On April 22, 2025, Marks & Spencer publicly acknowledged a cyber incident that disrupted store operations and forced parts of its online shopping infrastructure offline. The impact grew over the following days, and online ordering did not resume until June 10, 2025. The company also disclosed that customer data was exposed and later estimated the incident would reduce operating profit by roughly £300 million.

Adversary

The attack has been widely attributed to Scattered Spider, a financially motivated cybercrime group known for targeting large organizations through social engineering. The group has been linked to similar incidents involving major retailers, typically focusing on identity-based intrusion methods rather than traditional exploits.

Infrastructure

Rather than relying on attacker-controlled systems, the intrusion leveraged trusted enterprise infrastructure. The attackers targeted Tata Consultancy Services, a third-party vendor, and exploited weaknesses in the IT helpdesk password reset process to gain access to a legitimate account. From there, they were able to move into internal systems that supported online ordering and logistics, representing abuse of legitimate (Type-2) infrastructure within the Diamond Model.

Capability

This incident was driven by identity-focused social engineering combined with ransomware deployment. By impersonating an internal employee, the attackers were able to bypass identity verification controls and gain system access. Once inside, they exfiltrated sensitive data and deployed DragonForce ransomware to disrupt operations and create extortion pressure. Some reporting suggested SIM-swapping as a possible method for bypassing MFA, though this was not officially confirmed.

Victim

Marks & Spencer was the primary victim due to its scale and heavy reliance on interconnected digital systems. The attack also impacted Tata Consultancy Services through the initial social engineering vector, and ultimately affected customers whose personal data was exposed.

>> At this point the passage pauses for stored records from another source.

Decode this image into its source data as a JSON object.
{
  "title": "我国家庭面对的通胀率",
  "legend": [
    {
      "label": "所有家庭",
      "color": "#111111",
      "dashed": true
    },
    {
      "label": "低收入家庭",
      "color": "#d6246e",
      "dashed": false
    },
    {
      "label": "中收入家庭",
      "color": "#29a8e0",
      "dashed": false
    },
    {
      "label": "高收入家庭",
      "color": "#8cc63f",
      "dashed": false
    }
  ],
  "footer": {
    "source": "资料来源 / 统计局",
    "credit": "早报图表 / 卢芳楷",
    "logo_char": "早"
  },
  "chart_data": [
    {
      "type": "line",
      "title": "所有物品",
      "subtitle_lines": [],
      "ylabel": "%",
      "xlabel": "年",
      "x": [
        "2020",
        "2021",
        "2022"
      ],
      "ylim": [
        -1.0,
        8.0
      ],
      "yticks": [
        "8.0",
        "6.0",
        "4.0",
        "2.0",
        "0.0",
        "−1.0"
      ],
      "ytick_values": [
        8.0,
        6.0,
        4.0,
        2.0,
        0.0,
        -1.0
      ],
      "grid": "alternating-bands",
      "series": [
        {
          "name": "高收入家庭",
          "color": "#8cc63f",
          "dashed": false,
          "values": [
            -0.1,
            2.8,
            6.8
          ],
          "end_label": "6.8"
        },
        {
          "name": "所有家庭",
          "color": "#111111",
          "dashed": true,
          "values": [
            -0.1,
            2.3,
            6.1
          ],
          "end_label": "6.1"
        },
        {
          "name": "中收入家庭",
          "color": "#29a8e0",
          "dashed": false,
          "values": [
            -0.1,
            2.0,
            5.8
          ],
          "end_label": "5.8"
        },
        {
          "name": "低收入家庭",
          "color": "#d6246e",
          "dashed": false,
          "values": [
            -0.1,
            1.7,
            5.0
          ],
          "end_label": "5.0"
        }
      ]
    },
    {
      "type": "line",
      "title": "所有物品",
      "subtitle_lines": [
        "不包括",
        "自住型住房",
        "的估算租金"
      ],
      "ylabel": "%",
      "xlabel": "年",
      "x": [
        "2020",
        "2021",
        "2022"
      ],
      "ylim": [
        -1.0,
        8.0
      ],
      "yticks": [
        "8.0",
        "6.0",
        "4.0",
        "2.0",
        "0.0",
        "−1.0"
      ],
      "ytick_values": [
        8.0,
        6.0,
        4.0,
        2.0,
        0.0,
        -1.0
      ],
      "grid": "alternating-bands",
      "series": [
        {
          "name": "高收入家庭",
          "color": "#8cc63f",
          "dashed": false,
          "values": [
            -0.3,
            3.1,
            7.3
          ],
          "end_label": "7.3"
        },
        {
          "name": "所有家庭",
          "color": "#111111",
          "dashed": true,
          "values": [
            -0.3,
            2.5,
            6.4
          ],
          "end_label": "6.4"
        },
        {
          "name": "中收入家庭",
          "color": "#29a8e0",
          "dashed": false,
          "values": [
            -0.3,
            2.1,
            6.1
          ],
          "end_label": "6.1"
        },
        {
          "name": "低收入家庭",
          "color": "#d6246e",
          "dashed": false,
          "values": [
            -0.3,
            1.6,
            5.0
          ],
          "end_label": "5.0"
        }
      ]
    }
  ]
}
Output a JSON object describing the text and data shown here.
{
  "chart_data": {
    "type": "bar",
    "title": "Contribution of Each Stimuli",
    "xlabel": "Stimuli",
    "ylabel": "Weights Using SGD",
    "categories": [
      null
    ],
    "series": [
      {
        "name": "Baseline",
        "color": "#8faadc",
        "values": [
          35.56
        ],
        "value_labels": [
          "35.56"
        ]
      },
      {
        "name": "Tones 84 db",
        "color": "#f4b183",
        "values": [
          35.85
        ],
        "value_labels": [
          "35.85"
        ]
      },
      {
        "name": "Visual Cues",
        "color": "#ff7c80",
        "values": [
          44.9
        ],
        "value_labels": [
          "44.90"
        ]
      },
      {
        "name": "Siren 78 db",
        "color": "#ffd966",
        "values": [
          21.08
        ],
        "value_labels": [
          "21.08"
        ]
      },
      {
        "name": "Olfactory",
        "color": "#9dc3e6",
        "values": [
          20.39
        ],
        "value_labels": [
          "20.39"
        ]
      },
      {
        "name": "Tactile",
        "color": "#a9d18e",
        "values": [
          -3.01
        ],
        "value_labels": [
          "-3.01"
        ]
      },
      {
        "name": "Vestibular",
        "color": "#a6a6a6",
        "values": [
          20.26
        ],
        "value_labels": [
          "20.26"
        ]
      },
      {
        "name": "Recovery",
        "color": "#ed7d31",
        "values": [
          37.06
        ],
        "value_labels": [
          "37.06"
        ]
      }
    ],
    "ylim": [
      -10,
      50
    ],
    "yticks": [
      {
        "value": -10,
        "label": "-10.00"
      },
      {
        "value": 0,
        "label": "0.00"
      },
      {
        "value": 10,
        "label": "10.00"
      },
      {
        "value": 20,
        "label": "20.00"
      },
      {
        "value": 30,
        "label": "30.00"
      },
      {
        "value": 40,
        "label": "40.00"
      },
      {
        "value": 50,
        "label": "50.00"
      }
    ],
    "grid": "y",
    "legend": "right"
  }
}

Because a significant portion of M&S’s revenue depends on e-commerce, the disruption had a direct and substantial financial impact.

MITRE ATT&CK Mapping

TechniqueIDRelevance
ImpersonationT1656Attackers posed as a legitimate employee during helpdesk interaction
Valid AccountsT1078Compromised credentials were used to access legitimate internal systems
Data Encrypted for ImpactT1486Ransomware was deployed to encrypt systems and create extortion pressure

Key Takeaways

This incident shows that modern ransomware attacks often start with identity compromise, not malware. It also highlights how vendor access and helpdesk workflows can become real intrusion paths when verification is weak. At scale, the operational disruption alone can be just as damaging as the data theft itself.

Policy Recommendations

The core issue in this incident was not the absence of security frameworks, but a failure in how controls were implemented. Strengthening helpdesk identity verification, tightening account recovery procedures, and improving visibility into outbound data movement would directly address the weaknesses exploited in this attack. Moving away from SMS-based authentication toward stronger methods like authenticator apps or passkeys would also reduce exposure to identity-based attacks.

These recommendations align with the National Institute of Standards and Technology Cybersecurity Framework. PR.AA (Identity Management and Authentication) addresses identity verification weaknesses, PR.AC (Access Control) reinforces least privilege and controlled access, and DE.CM (Security Continuous Monitoring) supports detecting abnormal data movement through controls such as data loss prevention.

Source Paper

This analysis is based on a research paper written as part of my graduate curriculum at the Georgia Institute of Technology.